The task force has also established a web site – http://core.uconn.edu – with information about President Hogan’s charge to the group, the principles that will guide the group’s decision-making, and a way for individuals to submit suggestions electronically. Those making suggestions may choose whether or not to identify themselves.

“We are open to any and all suggestions, long-term and short-term, big and small in scope,” said Provost Peter J. Nicholls, who is a co-chair of the task force, together with Chief Financial Officer Richard Gray and Chief Operating Officer Barry M. Feldman.

Nicholls said the committee has already received over 200 suggestions, including more than 150 from UCPEA members submitted through the union, and is working to process and prioritize them.

“The more specific you can be, the better,” said Jim Mindek, computer business operations manager, who is managing the web site.

Feldman said the committee cannot acknowledge each individual suggestion, but he expressed thanks to all who submit their ideas. He also noted that the committee is not able to comment on work conditions, wages, or benefits – issues that would require ‘bilateral understanding’ with the appropriate unions.

Feldman said more than a dozen issues have been raised regarding energy conservation. Reducing the amount of printing and mailing and automating paper-based procedures are also common suggestions.

In response to a question as to whether the budget crisis had caused a “disconnect” with the Academic Plan, Nicholls said the plan “guides the future academic direction of the University.

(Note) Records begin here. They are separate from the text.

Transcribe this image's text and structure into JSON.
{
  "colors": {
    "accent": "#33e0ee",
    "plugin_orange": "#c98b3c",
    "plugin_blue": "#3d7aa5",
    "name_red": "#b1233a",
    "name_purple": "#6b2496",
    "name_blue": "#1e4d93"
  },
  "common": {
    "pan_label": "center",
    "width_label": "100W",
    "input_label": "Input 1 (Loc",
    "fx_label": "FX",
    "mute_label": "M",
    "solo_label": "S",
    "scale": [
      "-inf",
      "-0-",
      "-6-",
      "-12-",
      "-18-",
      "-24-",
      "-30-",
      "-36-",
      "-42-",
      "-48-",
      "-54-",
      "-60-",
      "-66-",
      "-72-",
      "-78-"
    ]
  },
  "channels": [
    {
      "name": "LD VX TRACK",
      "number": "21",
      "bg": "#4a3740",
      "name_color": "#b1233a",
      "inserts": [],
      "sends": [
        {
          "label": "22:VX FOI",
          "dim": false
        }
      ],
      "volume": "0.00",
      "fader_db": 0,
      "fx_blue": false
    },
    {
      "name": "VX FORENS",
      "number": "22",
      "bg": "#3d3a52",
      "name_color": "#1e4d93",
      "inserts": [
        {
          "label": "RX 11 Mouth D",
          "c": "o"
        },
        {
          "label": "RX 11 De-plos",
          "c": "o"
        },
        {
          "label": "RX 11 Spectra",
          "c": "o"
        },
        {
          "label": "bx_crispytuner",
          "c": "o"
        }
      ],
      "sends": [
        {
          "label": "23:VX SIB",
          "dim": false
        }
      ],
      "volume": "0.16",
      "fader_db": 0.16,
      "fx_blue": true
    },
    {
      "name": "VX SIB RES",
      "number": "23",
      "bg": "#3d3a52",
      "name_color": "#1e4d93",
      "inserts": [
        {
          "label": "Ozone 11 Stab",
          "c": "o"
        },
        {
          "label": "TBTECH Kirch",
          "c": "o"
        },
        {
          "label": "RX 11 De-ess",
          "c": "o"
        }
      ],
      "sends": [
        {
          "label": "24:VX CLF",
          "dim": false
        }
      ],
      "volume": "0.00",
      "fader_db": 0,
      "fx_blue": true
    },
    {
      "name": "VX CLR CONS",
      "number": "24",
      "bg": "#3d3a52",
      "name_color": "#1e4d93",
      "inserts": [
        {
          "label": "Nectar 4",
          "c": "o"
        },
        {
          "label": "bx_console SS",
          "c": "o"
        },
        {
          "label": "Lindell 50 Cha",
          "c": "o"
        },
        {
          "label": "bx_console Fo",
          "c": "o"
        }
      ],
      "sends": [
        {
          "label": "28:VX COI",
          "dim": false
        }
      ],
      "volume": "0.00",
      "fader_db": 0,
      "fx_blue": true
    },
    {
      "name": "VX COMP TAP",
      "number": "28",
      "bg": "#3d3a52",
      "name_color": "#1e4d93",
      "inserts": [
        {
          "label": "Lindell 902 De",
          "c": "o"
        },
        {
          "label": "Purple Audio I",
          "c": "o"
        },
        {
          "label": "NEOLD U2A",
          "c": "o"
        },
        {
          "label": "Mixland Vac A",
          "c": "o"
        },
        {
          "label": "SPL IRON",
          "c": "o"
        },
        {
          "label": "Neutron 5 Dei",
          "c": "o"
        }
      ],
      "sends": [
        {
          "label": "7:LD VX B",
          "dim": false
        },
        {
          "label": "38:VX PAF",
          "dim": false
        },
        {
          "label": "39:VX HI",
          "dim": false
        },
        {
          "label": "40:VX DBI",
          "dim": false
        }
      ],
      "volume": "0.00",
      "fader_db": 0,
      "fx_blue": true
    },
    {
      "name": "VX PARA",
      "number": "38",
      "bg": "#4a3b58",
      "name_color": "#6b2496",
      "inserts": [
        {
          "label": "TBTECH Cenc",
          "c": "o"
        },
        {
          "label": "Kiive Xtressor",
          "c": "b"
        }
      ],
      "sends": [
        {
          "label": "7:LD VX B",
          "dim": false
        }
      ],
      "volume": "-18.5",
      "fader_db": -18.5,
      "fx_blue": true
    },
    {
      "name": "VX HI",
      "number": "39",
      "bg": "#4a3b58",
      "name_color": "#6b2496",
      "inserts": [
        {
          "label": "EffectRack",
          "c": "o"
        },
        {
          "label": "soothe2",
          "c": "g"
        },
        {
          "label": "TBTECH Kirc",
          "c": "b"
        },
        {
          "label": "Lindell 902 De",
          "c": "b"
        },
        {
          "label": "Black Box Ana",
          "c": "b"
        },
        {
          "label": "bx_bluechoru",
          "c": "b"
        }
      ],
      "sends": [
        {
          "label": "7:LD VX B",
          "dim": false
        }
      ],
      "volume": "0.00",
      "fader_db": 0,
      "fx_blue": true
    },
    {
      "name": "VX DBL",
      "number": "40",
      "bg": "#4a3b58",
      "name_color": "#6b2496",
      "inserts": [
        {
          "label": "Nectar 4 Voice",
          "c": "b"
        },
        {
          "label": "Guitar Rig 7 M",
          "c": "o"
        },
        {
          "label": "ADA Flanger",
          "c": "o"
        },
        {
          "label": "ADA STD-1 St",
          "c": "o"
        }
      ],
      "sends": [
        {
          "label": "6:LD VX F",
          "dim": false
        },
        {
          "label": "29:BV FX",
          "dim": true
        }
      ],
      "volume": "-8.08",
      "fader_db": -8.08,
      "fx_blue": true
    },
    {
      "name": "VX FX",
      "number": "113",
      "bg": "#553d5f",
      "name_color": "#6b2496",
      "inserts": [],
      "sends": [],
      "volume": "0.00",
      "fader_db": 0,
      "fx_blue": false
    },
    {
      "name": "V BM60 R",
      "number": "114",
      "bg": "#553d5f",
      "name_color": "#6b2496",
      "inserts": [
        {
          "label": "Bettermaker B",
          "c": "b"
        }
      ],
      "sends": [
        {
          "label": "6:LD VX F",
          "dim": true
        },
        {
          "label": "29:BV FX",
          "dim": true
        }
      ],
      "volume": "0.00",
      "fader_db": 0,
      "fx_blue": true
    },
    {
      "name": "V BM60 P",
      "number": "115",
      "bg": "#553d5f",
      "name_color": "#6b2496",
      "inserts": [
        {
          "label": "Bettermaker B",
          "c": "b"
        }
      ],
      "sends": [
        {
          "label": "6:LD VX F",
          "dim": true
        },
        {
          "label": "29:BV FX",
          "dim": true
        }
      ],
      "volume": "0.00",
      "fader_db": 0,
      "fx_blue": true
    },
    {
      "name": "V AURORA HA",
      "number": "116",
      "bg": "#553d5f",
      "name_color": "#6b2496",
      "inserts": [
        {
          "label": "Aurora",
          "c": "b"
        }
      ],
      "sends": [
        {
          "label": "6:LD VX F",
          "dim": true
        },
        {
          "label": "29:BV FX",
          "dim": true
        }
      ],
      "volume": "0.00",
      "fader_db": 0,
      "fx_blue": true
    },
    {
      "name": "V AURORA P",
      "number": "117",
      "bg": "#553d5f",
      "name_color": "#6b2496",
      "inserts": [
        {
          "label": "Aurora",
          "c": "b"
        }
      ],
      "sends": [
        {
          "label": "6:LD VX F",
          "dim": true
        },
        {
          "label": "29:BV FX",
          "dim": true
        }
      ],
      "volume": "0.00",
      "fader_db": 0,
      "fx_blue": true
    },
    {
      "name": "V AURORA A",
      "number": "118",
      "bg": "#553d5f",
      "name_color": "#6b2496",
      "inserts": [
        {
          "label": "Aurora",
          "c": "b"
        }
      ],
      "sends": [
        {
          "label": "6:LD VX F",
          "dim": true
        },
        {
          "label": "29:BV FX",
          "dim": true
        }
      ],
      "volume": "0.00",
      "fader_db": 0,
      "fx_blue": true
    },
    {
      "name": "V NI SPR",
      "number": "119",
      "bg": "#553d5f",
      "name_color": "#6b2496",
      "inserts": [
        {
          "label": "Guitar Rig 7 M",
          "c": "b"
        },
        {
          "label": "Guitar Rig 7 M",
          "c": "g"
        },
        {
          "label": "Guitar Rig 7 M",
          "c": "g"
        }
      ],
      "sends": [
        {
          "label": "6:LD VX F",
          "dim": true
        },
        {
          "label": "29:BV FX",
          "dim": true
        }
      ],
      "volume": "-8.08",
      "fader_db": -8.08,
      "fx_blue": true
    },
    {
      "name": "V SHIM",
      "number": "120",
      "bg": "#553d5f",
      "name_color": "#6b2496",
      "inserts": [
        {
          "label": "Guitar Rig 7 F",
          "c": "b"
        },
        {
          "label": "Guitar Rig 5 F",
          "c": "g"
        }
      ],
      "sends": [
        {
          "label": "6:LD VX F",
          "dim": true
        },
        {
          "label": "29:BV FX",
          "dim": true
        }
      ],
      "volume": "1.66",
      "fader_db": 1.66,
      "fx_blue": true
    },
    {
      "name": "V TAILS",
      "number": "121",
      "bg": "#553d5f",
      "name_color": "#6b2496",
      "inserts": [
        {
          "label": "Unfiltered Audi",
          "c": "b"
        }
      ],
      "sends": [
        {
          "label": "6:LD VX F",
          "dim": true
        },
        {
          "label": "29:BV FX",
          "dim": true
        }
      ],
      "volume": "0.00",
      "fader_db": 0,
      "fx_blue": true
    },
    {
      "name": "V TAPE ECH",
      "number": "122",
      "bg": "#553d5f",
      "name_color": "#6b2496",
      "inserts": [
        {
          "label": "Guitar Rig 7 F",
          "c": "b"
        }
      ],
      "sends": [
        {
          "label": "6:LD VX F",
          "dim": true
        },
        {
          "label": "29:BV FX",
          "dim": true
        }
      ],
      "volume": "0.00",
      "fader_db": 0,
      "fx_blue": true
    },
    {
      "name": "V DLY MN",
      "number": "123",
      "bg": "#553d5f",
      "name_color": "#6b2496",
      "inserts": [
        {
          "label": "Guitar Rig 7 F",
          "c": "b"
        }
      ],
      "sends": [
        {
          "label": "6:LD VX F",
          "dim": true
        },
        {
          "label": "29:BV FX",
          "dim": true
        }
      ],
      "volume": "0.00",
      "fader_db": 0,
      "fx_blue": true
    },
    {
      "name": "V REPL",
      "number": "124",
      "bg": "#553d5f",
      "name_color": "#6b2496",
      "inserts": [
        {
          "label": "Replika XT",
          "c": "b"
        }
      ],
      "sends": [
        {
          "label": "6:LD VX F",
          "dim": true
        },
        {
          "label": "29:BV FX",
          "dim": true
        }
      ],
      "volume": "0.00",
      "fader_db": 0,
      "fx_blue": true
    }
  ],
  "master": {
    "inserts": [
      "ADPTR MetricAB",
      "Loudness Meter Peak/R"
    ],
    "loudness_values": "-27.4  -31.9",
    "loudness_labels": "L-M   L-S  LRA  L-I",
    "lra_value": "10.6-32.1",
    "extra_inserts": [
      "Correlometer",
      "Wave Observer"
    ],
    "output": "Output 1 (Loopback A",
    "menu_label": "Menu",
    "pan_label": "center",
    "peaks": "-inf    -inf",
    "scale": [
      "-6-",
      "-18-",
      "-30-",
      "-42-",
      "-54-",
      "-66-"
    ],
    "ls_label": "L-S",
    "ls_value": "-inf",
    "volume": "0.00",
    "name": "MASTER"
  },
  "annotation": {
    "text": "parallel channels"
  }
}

It is just as important, if not more important, to have plans in place in tougher times. Resource constraints may have an impact on the rate at which we achieve our goals, but priorities have been set and we need to be guided by those directions.”

The task force’s guiding principles, available on the web site, reaffirm the primacy of the Academic Plan and emphasize academic priorities.

“In making cuts and reductions, all other activities of the University, as worthy as they might be, must be considered as ancillary to the academic functions,” the document states.

Thomas Bontly, an associate professor of philosophy, commented that it is important to find ways to achieve short-term savings without damaging the long-term future.

He also suggested levying a short-term budget crisis surcharge from students, similar to the fuel surcharge airlines sometimes impose, and using that to float bonds.

Another person suggested that those applying for research grants should ask not only for the equipment needed for the project, but also for money to maintain it.

Sue Nesbitt, director of the Center for Continuing Studies, said her center runs revenue-generating academic programs for the University, and anyone who wants to develop a new program should contact the center.

Brian Wells, general manager of the Nathan Hale Inn, said the on-campus hotel could offer additional rooms to students to ease pressure on the residence halls.

It was also suggested that the University enhance revenue by maximizing the use of its campuses during the summer.

A Facilities employee suggested implementing a standard temperature in offices and classrooms, in both winter and summer.

Another recommended choosing smaller, more fuel-efficient models when new vehicles are purchased.

A member of the landscaping staff suggested recycling wood chips as mulch, and re-using items such as granite curbstones. Another suggested planting wildflower meadows to reduce the cost of lawn mowing.

The task force will provide initial recommendations to the President in January, and a full report later in the spring.

In addition to the three co-chairs, task force members include:

Amy Donahue, head of the public policy department; Gary English, Board of Trustees Distinguished Professor and head of the dramatic arts department; Michael Kurland, director of Student Health Services; Mindek; Donna Munroe, associate vice president, Human Resources and Payroll Services; George Sabo, electrical supervisor, Facilities Operations; Winthrop Smith, professor of physics and chair, University Senate Budget Committee; Lisa Troyer, senior associate to the President and chief of staff; and Melanie Savino, administrative support.